Immigration reform: Yes, we can?
It’s one of the most intractable issues of modern American policymaking: the ever-elusive immigration reform. Indeed, immigration reform as most people understand it — that is, to dramatically overhaul most dimensions of our vast, complex, and dysfunctional immigration system and legalize the 11 million undocumented immigrants that live here — is all but impossible to achieve in Congress. The last time the United States enacted meaningful immigration reform was 37 years ago. Since then, all legislative attempts at reforming any major aspect of our immigration system (i.e., legalizing socalled dreamers) have predictably withered or flatout died on Capitol Hill.
That said, there are ideas on how to move the needle on immigration.
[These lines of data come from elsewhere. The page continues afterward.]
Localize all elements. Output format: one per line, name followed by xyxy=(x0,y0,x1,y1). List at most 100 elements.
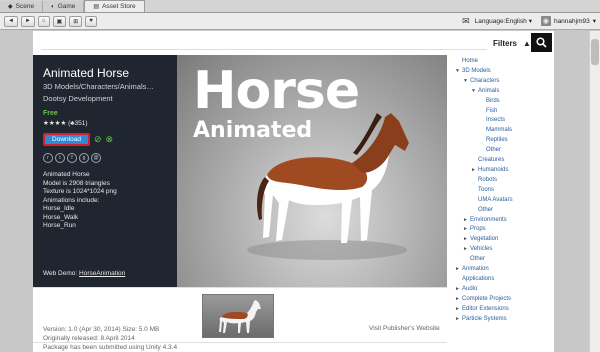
back-button[interactable]: ◄ xyxy=(4,15,18,27)
download-button[interactable]: Download xyxy=(43,133,90,146)
tree-item-label: Insects xyxy=(486,117,506,124)
tree-item[interactable]: ► Environments xyxy=(455,216,550,226)
tree-item[interactable]: Insects xyxy=(455,116,550,126)
editor-tab-strip: ◆ Scene ◐ Game ▤ Asset Store xyxy=(0,0,600,13)
tree-item-label: Home xyxy=(462,58,479,64)
search-button[interactable] xyxy=(531,33,552,52)
tree-item[interactable]: ► Vegetation xyxy=(455,235,550,245)
cart-button[interactable]: ⊞ xyxy=(69,15,83,27)
product-description: Animated Horse Model is 2908 triangles T… xyxy=(43,171,167,231)
tree-item[interactable]: Mammals xyxy=(455,126,550,136)
hero-image[interactable]: Horse Animated xyxy=(177,55,447,287)
tree-item[interactable]: ▼ Animals xyxy=(455,87,550,97)
tree-item[interactable]: ▼ 3D Models xyxy=(455,67,550,77)
product-category[interactable]: 3D Models/Characters/Animals… xyxy=(43,82,167,91)
language-label: Language:English xyxy=(474,17,527,25)
tree-item[interactable]: Other xyxy=(455,206,550,216)
tree-item-label: Fish xyxy=(486,107,498,114)
caret-down-icon[interactable]: ▼ xyxy=(455,67,462,77)
tree-item[interactable]: Other xyxy=(455,146,550,156)
social-buttons: r t f g @ xyxy=(43,153,167,163)
tree-item[interactable]: Applications xyxy=(455,275,550,285)
caret-up-icon: ▲ xyxy=(523,38,531,48)
tree-item[interactable]: ► Complete Projects xyxy=(455,295,550,305)
store-toolbar: ◄ ► ⌂ ▣ ⊞ ♥ ✉ Language:English ▾ ◉ hanna… xyxy=(0,13,600,30)
search-input[interactable] xyxy=(41,36,487,50)
tree-item[interactable]: Reptiles xyxy=(455,136,550,146)
favorites-button[interactable]: ♥ xyxy=(85,15,97,27)
caret-right-icon[interactable]: ► xyxy=(463,216,470,226)
tree-item[interactable]: Birds xyxy=(455,97,550,107)
tree-item[interactable]: UMA Avatars xyxy=(455,196,550,206)
avatar: ◉ xyxy=(540,16,551,26)
desc-line: Horse_Run xyxy=(43,222,76,229)
tab-asset-store[interactable]: ▤ Asset Store xyxy=(84,0,145,12)
search-icon xyxy=(536,37,547,48)
web-demo-link[interactable]: HorseAnimation xyxy=(79,270,125,277)
caret-down-icon[interactable]: ▼ xyxy=(463,77,470,87)
caret-right-icon[interactable]: ► xyxy=(455,265,462,275)
game-icon: ◐ xyxy=(51,3,55,10)
rating: ★★★★ (♣351) xyxy=(43,120,88,127)
vertical-scrollbar[interactable] xyxy=(589,31,600,352)
tree-item[interactable]: Toons xyxy=(455,186,550,196)
tree-item-label: Mammals xyxy=(486,127,513,134)
release-date: Originally released: 8 April 2014 xyxy=(43,335,135,342)
caret-right-icon[interactable]: ► xyxy=(463,225,470,235)
home-button[interactable]: ⌂ xyxy=(37,15,50,27)
caret-right-icon[interactable]: ► xyxy=(471,166,478,176)
share-icon[interactable]: ⊘ xyxy=(94,134,102,145)
filters-toggle[interactable]: Filters ▲ xyxy=(493,39,531,48)
tree-item-label: Particle Systems xyxy=(462,315,507,322)
tree-item-label: Environments xyxy=(470,216,507,223)
link-icon[interactable]: ⊗ xyxy=(106,134,114,145)
tree-item[interactable]: ► Animation xyxy=(455,265,550,275)
tree-item[interactable]: ▼ Characters xyxy=(455,77,550,87)
mail-icon[interactable]: ✉ xyxy=(462,16,470,27)
forward-button[interactable]: ► xyxy=(20,15,35,27)
facebook-icon[interactable]: f xyxy=(67,153,77,163)
caret-right-icon[interactable]: ► xyxy=(463,235,470,245)
user-menu[interactable]: ◉ hannahjm93 ▾ xyxy=(540,16,596,26)
download-manager-button[interactable]: ▣ xyxy=(52,15,67,27)
tree-item[interactable]: ► Props xyxy=(455,225,550,235)
caret-down-icon[interactable]: ▼ xyxy=(471,87,478,97)
tab-label: Game xyxy=(57,3,76,10)
reddit-icon[interactable]: r xyxy=(43,153,53,163)
username: hannahjm93 xyxy=(553,17,590,25)
scrollbar-thumb[interactable] xyxy=(591,39,599,65)
googleplus-icon[interactable]: g xyxy=(79,153,89,163)
tab-scene[interactable]: ◆ Scene xyxy=(0,1,44,12)
caret-right-icon[interactable]: ► xyxy=(455,305,462,315)
unity-version: Package has been submitted using Unity 4… xyxy=(43,344,178,351)
desc-line: Horse_Idle xyxy=(43,205,75,212)
tree-item[interactable]: ► Particle Systems xyxy=(455,315,550,325)
tree-item[interactable]: Fish xyxy=(455,107,550,117)
tree-item[interactable]: ► Audio xyxy=(455,285,550,295)
caret-right-icon[interactable]: ► xyxy=(455,285,462,295)
email-icon[interactable]: @ xyxy=(91,153,101,163)
tree-item[interactable]: ► Humanoids xyxy=(455,166,550,176)
back-icon: ◄ xyxy=(8,18,14,24)
tree-item[interactable]: Other xyxy=(455,255,550,265)
tree-item[interactable]: Robots xyxy=(455,176,550,186)
home-icon: ⌂ xyxy=(41,18,46,24)
publisher-website-link[interactable]: Visit Publisher's Website xyxy=(369,325,440,332)
tab-game[interactable]: ◐ Game xyxy=(43,1,85,12)
twitter-icon[interactable]: t xyxy=(55,153,65,163)
filters-label: Filters xyxy=(493,38,518,48)
caret-right-icon[interactable]: ► xyxy=(455,315,462,325)
tree-item-label: Other xyxy=(486,147,502,154)
tree-item[interactable]: ► Editor Extensions xyxy=(455,305,550,315)
tree-item[interactable]: Home xyxy=(455,57,550,67)
desc-line: Horse_Walk xyxy=(43,213,79,221)
caret-right-icon[interactable]: ► xyxy=(463,245,470,255)
caret-right-icon[interactable]: ► xyxy=(455,295,462,305)
tree-item[interactable]: Creatures xyxy=(455,156,550,166)
tree-item-label: Reptiles xyxy=(486,137,508,144)
asset-store-page: Filters ▲ Animated Horse 3D Models/Chara… xyxy=(33,31,554,352)
language-selector[interactable]: Language:English ▾ xyxy=(474,17,532,26)
tree-item[interactable]: ► Vehicles xyxy=(455,245,550,255)
publisher-name[interactable]: Dootsy Development xyxy=(43,94,167,103)
desc-line: Animated Horse xyxy=(43,171,90,178)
It has been an urgent matter for quite some time, but modernizing how the United States welcomes and processes immigrants has reached a critical point given the extraordinary impact that the influx of migrants and asylum seekers is having on cities and states across the nation, including Massachusetts.
It will take some creativity and political will to see those ideas through.
Consider the immigration idea incubator at the Niskanen Center, a think tank based in Washington, D.C. The center has been publishing “early-stage analysis” on emerging immigration policy ideas, including establishing a special cap-exempt allocation for small businesses in the H-1B category visa; enacting simple but impactful bureaucratic tweaks, such as allowing applicants to the Temporary Protected Status program to request work authorization in a single form, which would reduce long application processing backlogs; and eliminating a requirement for companies that are requesting a work visa for a foreignborn employee to advertise that job position in Sunday newspapers, an anachronistic condition if there ever was one since companies rarely ever advertise job opportunities in Sunday newspapers.
The H-1B special allocation most likely requires an act of Congress, Kristie De Peña, Niskanen’s senior vice president of policy and director of immigration, said in an email. But the other two ideas don’t. In a similar fashion, there are additional proposals that don’t require Congress’s approval.
For instance, in New York, state lawmakers are exploring bills that would allow the state to issue state work permits for migrants and asylum seekers. It’s an unprecedented move, an attempt to help migrants sidestep the long wait for work authorization from the federal government. But the White House pushed back and discouraged states from pursuing state permits since work permits remain solely within federal purview. While the legality of such a state measure remains undecided, it is indicative of the frustration and urgency that state leaders rightly feel. And a state-level work permit plan is worth pursuing, even if it’s only on a small-scale pilot program basis.
Similarly, Bloomberg columnist and author Eduardo Porter recently wrote an intriguing piece exploring the levers that city authorities can pull to deal with the influx of migrants and asylum seekers and issue work permits to them. Porter’s argument “rests on the legal fact that working on one’s own account — as a street vendor, perhaps, or a hairdresser — does not count as employment, which immigration law forbids unauthorized immigrants from doing,” he wrote.
Porter then suggests that if city leaders treat asylum seekers and migrants as independent contractors, they can very well adjust municipal licensing rules to allow them to work as such. Boston should take notice.
This isn’t to let Congress off the hook. Nor is there a lack of legislative proposals to resurrect broader immigration reform.
Take the Dignity Act, a bill introduced by two Latina congresswomen: Maria Elvira Salazar, a Republican from Florida, and Veronica Escobar, a Democrat from Texas. The sweeping bill, which is nearly 500 pages long, has bipartisan support. It would give undocumented immigrants a chance to obtain legal status if they meet certain requirements, such as clearing a criminal background check and paying any taxes owed; increase funding to strengthen border security; modernize the American immigration system to meet our economic needs; and reform the asylum adjudication process, among other things.
Too good to be true? That’s exactly the problem. Inertia and political gamesmanship leave us stuck with an outdated immigration system that has created a quagmire rather than a rational process — one our nation of immigrants deserves.